No había nada del otro mundo. Una linterna sin pilas, un tenedor y un cuchillo que había robado en el comedor, una pelota de tenis, un lápiz, una pluma de martín pescador, una billetera vacía, un cuaderno viejo, varias postales, un par de vaqueros, dos camisetas antiquísimas y una sudadera que había encontrado sobre una verja.
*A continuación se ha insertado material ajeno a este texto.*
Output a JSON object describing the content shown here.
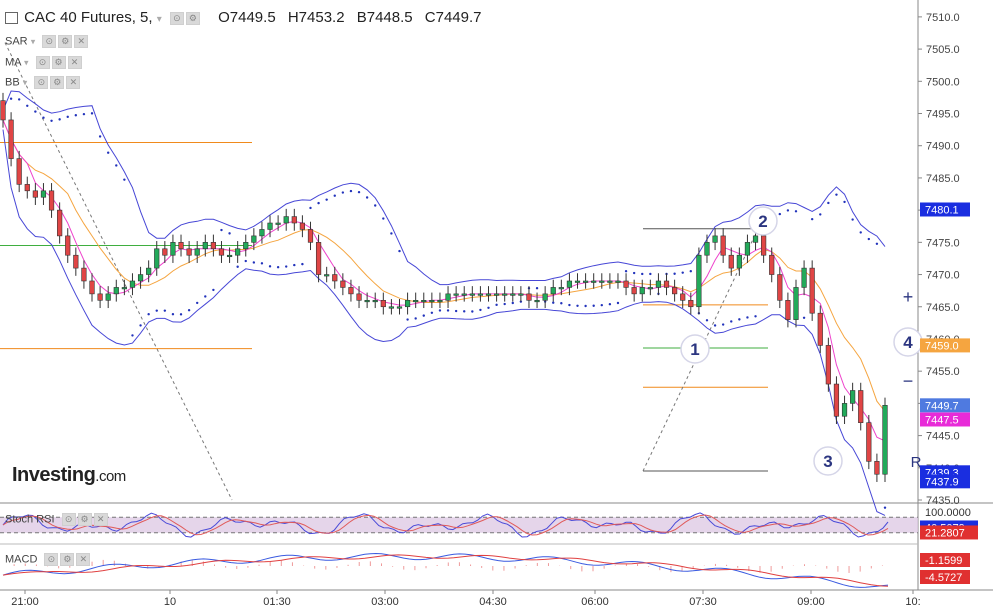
{
  "header": {
    "title": "CAC 40 Futures, 5,",
    "open": "O7449.5",
    "high": "H7453.2",
    "low": "B7448.5",
    "close": "C7449.7"
  },
  "indicators": [
    "SAR",
    "MA",
    "BB"
  ],
  "logo": {
    "brand": "Investing",
    "suffix": ".com"
  },
  "colors": {
    "up": "#22aa5a",
    "down": "#e04545",
    "bollinger": "#4747d6",
    "sar": "#2233bb",
    "ma_fast": "#ee44cc",
    "ma_slow": "#f5a540",
    "hline_orange": "#f08a1c",
    "hline_green": "#3fae3f",
    "rsi_fill": "#dcc7e3",
    "macd_fast": "#3a5ae0",
    "macd_slow": "#e04040"
  },
  "chart_data": {
    "type": "candlestick",
    "ylim": [
      7435,
      7512
    ],
    "yticks": [
      "7510.0",
      "7505.0",
      "7500.0",
      "7495.0",
      "7490.0",
      "7485.0",
      "7480.0",
      "7475.0",
      "7470.0",
      "7465.0",
      "7460.0",
      "7455.0",
      "7450.0",
      "7445.0",
      "7440.0",
      "7435.0"
    ],
    "xticks": [
      "21:00",
      "10",
      "01:30",
      "03:00",
      "04:30",
      "06:00",
      "07:30",
      "09:00",
      "10:"
    ],
    "price_labels": [
      {
        "text": "7480.1",
        "value": 7480.1,
        "bg": "#1a2ee0",
        "fg": "#ffffff"
      },
      {
        "text": "7459.0",
        "value": 7459.0,
        "bg": "#f5a540",
        "fg": "#ffffff"
      },
      {
        "text": "7449.7",
        "value": 7449.7,
        "bg": "#4f7ae0",
        "fg": "#ffffff"
      },
      {
        "text": "7447.5",
        "value": 7447.5,
        "bg": "#e82bd8",
        "fg": "#ffffff"
      },
      {
        "text": "7439.3",
        "value": 7439.3,
        "bg": "#1a2ee0",
        "fg": "#ffffff"
      },
      {
        "text": "7437.9",
        "value": 7437.9,
        "bg": "#1a2ee0",
        "fg": "#ffffff"
      }
    ],
    "annotations": [
      "1",
      "2",
      "3",
      "4"
    ],
    "chart_buttons": [
      "+",
      "−",
      "R"
    ],
    "candles": [
      7494,
      7488,
      7484,
      7483,
      7482,
      7483,
      7480,
      7476,
      7473,
      7471,
      7469,
      7467,
      7466,
      7467,
      7468,
      7468,
      7469,
      7470,
      7471,
      7474,
      7473,
      7475,
      7474,
      7473,
      7474,
      7475,
      7474,
      7473,
      7473,
      7474,
      7475,
      7476,
      7477,
      7478,
      7478,
      7479,
      7478,
      7477,
      7475,
      7470,
      7470,
      7469,
      7468,
      7467,
      7466,
      7466,
      7466,
      7465,
      7465,
      7465,
      7466,
      7466,
      7466,
      7466,
      7466,
      7467,
      7467,
      7467,
      7467,
      7467,
      7467,
      7467,
      7467,
      7467,
      7467,
      7466,
      7466,
      7467,
      7468,
      7468,
      7469,
      7469,
      7469,
      7469,
      7469,
      7469,
      7469,
      7468,
      7467,
      7468,
      7468,
      7469,
      7468,
      7467,
      7466,
      7465,
      7473,
      7475,
      7476,
      7473,
      7471,
      7473,
      7475,
      7476,
      7473,
      7470,
      7466,
      7463,
      7468,
      7471,
      7464,
      7459,
      7453,
      7448,
      7450,
      7452,
      7447,
      7441,
      7439,
      7449.7
    ],
    "indicator_panels": [
      {
        "name": "Stoch RSI",
        "range": [
          0,
          100
        ],
        "labels": [
          {
            "text": "100.0000",
            "value": 100
          },
          {
            "text": "40.5079",
            "value": 40.5079,
            "bg": "#1a2ee0",
            "fg": "#ffffff"
          },
          {
            "text": "21.2807",
            "value": 21.2807,
            "bg": "#e03030",
            "fg": "#ffffff"
          }
        ]
      },
      {
        "name": "MACD",
        "labels": [
          {
            "text": "-1.1599",
            "value": -1.1599,
            "bg": "#e03030",
            "fg": "#ffffff"
          },
          {
            "text": "-4.5727",
            "value": -4.5727,
            "bg": "#e03030",
            "fg": "#ffffff"
          }
        ]
      }
    ]
  }
}
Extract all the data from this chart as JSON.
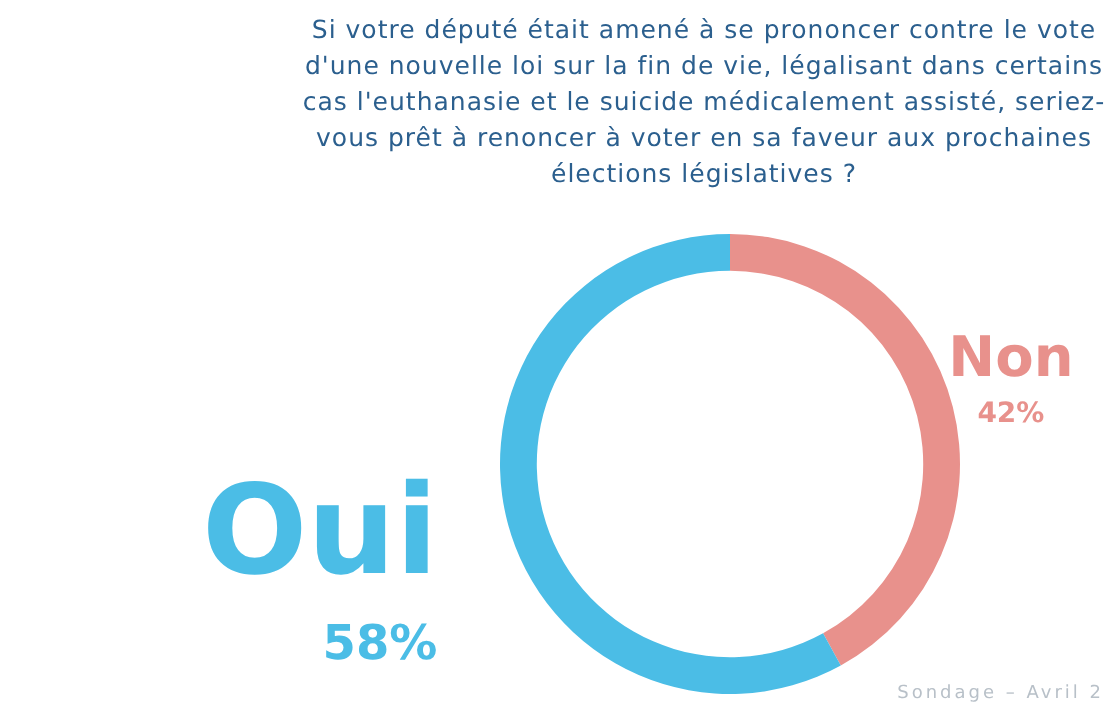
{
  "chart_data": {
    "type": "donut",
    "title": "Si votre député était amené à se prononcer contre le vote d'une nouvelle loi sur la fin de vie, légalisant dans certains cas l'euthanasie et le suicide médicalement assisté, seriez-vous prêt à renoncer à voter en sa faveur aux prochaines élections législatives ?",
    "categories": [
      "Non",
      "Oui"
    ],
    "values": [
      42,
      58
    ],
    "colors": [
      "#e8918c",
      "#4bbde6"
    ],
    "value_labels": [
      "42%",
      "58%"
    ],
    "annotations": [
      "Sondage – Avril 2"
    ]
  }
}
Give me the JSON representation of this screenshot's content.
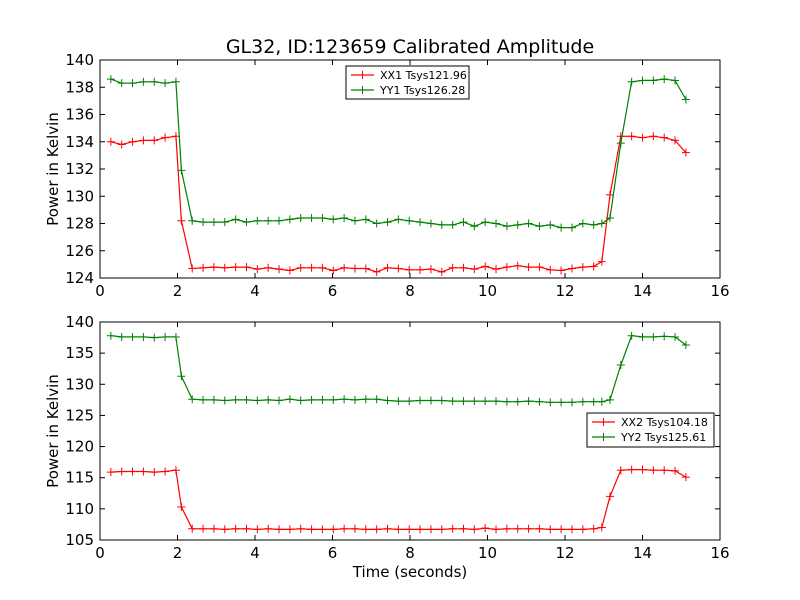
{
  "title": "GL32, ID:123659 Calibrated Amplitude",
  "colors": {
    "red": "#ff0000",
    "green": "#008000",
    "axis": "#000000"
  },
  "chart_data": [
    {
      "type": "line",
      "xlabel": "",
      "ylabel": "Power in Kelvin",
      "xlim": [
        0,
        16
      ],
      "ylim": [
        124,
        140
      ],
      "xticks": [
        0,
        2,
        4,
        6,
        8,
        10,
        12,
        14,
        16
      ],
      "yticks": [
        124,
        126,
        128,
        130,
        132,
        134,
        136,
        138,
        140
      ],
      "legend_position": "top-center",
      "series": [
        {
          "name": "XX1 Tsys121.96",
          "color": "#ff0000",
          "x": [
            0.28,
            0.56,
            0.84,
            1.12,
            1.4,
            1.68,
            1.96,
            2.1,
            2.38,
            2.66,
            2.94,
            3.22,
            3.5,
            3.78,
            4.06,
            4.34,
            4.62,
            4.9,
            5.18,
            5.46,
            5.74,
            6.02,
            6.3,
            6.58,
            6.86,
            7.14,
            7.42,
            7.7,
            7.98,
            8.26,
            8.54,
            8.82,
            9.1,
            9.38,
            9.66,
            9.94,
            10.22,
            10.5,
            10.78,
            11.06,
            11.34,
            11.62,
            11.9,
            12.18,
            12.46,
            12.74,
            12.95,
            13.16,
            13.44,
            13.72,
            14.0,
            14.28,
            14.56,
            14.84,
            15.12
          ],
          "y": [
            134.0,
            133.8,
            134.0,
            134.1,
            134.1,
            134.3,
            134.4,
            128.2,
            124.7,
            124.75,
            124.8,
            124.75,
            124.8,
            124.8,
            124.65,
            124.75,
            124.65,
            124.55,
            124.75,
            124.75,
            124.75,
            124.55,
            124.75,
            124.7,
            124.7,
            124.45,
            124.75,
            124.7,
            124.6,
            124.6,
            124.65,
            124.45,
            124.75,
            124.75,
            124.65,
            124.85,
            124.65,
            124.8,
            124.9,
            124.8,
            124.8,
            124.6,
            124.55,
            124.7,
            124.8,
            124.85,
            125.2,
            130.1,
            134.4,
            134.4,
            134.3,
            134.4,
            134.3,
            134.1,
            133.2
          ]
        },
        {
          "name": "YY1 Tsys126.28",
          "color": "#008000",
          "x": [
            0.28,
            0.56,
            0.84,
            1.12,
            1.4,
            1.68,
            1.96,
            2.1,
            2.38,
            2.66,
            2.94,
            3.22,
            3.5,
            3.78,
            4.06,
            4.34,
            4.62,
            4.9,
            5.18,
            5.46,
            5.74,
            6.02,
            6.3,
            6.58,
            6.86,
            7.14,
            7.42,
            7.7,
            7.98,
            8.26,
            8.54,
            8.82,
            9.1,
            9.38,
            9.66,
            9.94,
            10.22,
            10.5,
            10.78,
            11.06,
            11.34,
            11.62,
            11.9,
            12.18,
            12.46,
            12.74,
            12.95,
            13.16,
            13.44,
            13.72,
            14.0,
            14.28,
            14.56,
            14.84,
            15.12
          ],
          "y": [
            138.6,
            138.3,
            138.3,
            138.4,
            138.4,
            138.3,
            138.4,
            131.9,
            128.2,
            128.1,
            128.1,
            128.1,
            128.3,
            128.1,
            128.2,
            128.2,
            128.2,
            128.3,
            128.4,
            128.4,
            128.4,
            128.3,
            128.4,
            128.2,
            128.3,
            128.0,
            128.1,
            128.3,
            128.2,
            128.1,
            128.0,
            127.9,
            127.9,
            128.1,
            127.8,
            128.1,
            128.0,
            127.8,
            127.9,
            128.0,
            127.8,
            127.9,
            127.7,
            127.7,
            128.0,
            127.9,
            128.0,
            128.4,
            133.9,
            138.4,
            138.5,
            138.5,
            138.6,
            138.5,
            137.1
          ]
        }
      ]
    },
    {
      "type": "line",
      "xlabel": "Time (seconds)",
      "ylabel": "Power in Kelvin",
      "xlim": [
        0,
        16
      ],
      "ylim": [
        105,
        140
      ],
      "xticks": [
        0,
        2,
        4,
        6,
        8,
        10,
        12,
        14,
        16
      ],
      "yticks": [
        105,
        110,
        115,
        120,
        125,
        130,
        135,
        140
      ],
      "legend_position": "center-right",
      "series": [
        {
          "name": "XX2 Tsys104.18",
          "color": "#ff0000",
          "x": [
            0.28,
            0.56,
            0.84,
            1.12,
            1.4,
            1.68,
            1.96,
            2.1,
            2.38,
            2.66,
            2.94,
            3.22,
            3.5,
            3.78,
            4.06,
            4.34,
            4.62,
            4.9,
            5.18,
            5.46,
            5.74,
            6.02,
            6.3,
            6.58,
            6.86,
            7.14,
            7.42,
            7.7,
            7.98,
            8.26,
            8.54,
            8.82,
            9.1,
            9.38,
            9.66,
            9.94,
            10.22,
            10.5,
            10.78,
            11.06,
            11.34,
            11.62,
            11.9,
            12.18,
            12.46,
            12.74,
            12.95,
            13.16,
            13.44,
            13.72,
            14.0,
            14.28,
            14.56,
            14.84,
            15.12
          ],
          "y": [
            115.9,
            116.0,
            116.0,
            116.0,
            115.9,
            116.0,
            116.2,
            110.3,
            106.8,
            106.8,
            106.8,
            106.7,
            106.8,
            106.8,
            106.7,
            106.8,
            106.7,
            106.7,
            106.8,
            106.7,
            106.7,
            106.7,
            106.8,
            106.8,
            106.7,
            106.7,
            106.8,
            106.7,
            106.7,
            106.7,
            106.7,
            106.7,
            106.8,
            106.8,
            106.7,
            106.9,
            106.7,
            106.8,
            106.8,
            106.8,
            106.8,
            106.7,
            106.7,
            106.7,
            106.7,
            106.8,
            107.0,
            112.0,
            116.2,
            116.3,
            116.3,
            116.2,
            116.2,
            116.1,
            115.1
          ]
        },
        {
          "name": "YY2 Tsys125.61",
          "color": "#008000",
          "x": [
            0.28,
            0.56,
            0.84,
            1.12,
            1.4,
            1.68,
            1.96,
            2.1,
            2.38,
            2.66,
            2.94,
            3.22,
            3.5,
            3.78,
            4.06,
            4.34,
            4.62,
            4.9,
            5.18,
            5.46,
            5.74,
            6.02,
            6.3,
            6.58,
            6.86,
            7.14,
            7.42,
            7.7,
            7.98,
            8.26,
            8.54,
            8.82,
            9.1,
            9.38,
            9.66,
            9.94,
            10.22,
            10.5,
            10.78,
            11.06,
            11.34,
            11.62,
            11.9,
            12.18,
            12.46,
            12.74,
            12.95,
            13.16,
            13.44,
            13.72,
            14.0,
            14.28,
            14.56,
            14.84,
            15.12
          ],
          "y": [
            137.8,
            137.6,
            137.6,
            137.6,
            137.5,
            137.6,
            137.6,
            131.3,
            127.6,
            127.5,
            127.5,
            127.4,
            127.5,
            127.5,
            127.4,
            127.5,
            127.4,
            127.6,
            127.4,
            127.5,
            127.5,
            127.5,
            127.6,
            127.5,
            127.6,
            127.6,
            127.4,
            127.3,
            127.3,
            127.4,
            127.4,
            127.4,
            127.3,
            127.3,
            127.3,
            127.3,
            127.3,
            127.2,
            127.2,
            127.3,
            127.2,
            127.1,
            127.1,
            127.1,
            127.2,
            127.2,
            127.2,
            127.5,
            133.1,
            137.8,
            137.6,
            137.6,
            137.7,
            137.6,
            136.3
          ]
        }
      ]
    }
  ]
}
Había encontrado la mochila en un contenedor de basura años atrás. Tenía un corte en un lateral y una de las correas estaba rota, de modo que la tiraron. No hice más que ponerle cinta adhesiva y atar un nudo, y quedó muy bien. Es increíble lo que encuentras si te pones a buscar. Objetos perfectamente válidos que son desechados sin parar, objetos perfectamente válidos y personas perfectamente válidas.

—¿Es tuya? —preguntó Edie.

Asentí con un gesto.

—¿Qué tienes?

—No mucho.

Alargó la mano y cogió la mochila antes de que pudiera impedírselo. Observé cómo abría la cremallera. Solo era capaz de pensar en que ahí dentro podía haber algo que llevara mi nombre, o algo que simplemente aguardaba a delatarme; pero no era así. Daba la impresión de que mis cosas acabaran de llegar arrastradas por la marea hasta allí, al rasgado interior de color negro. Parecían cosas que el mar hubiera escupido.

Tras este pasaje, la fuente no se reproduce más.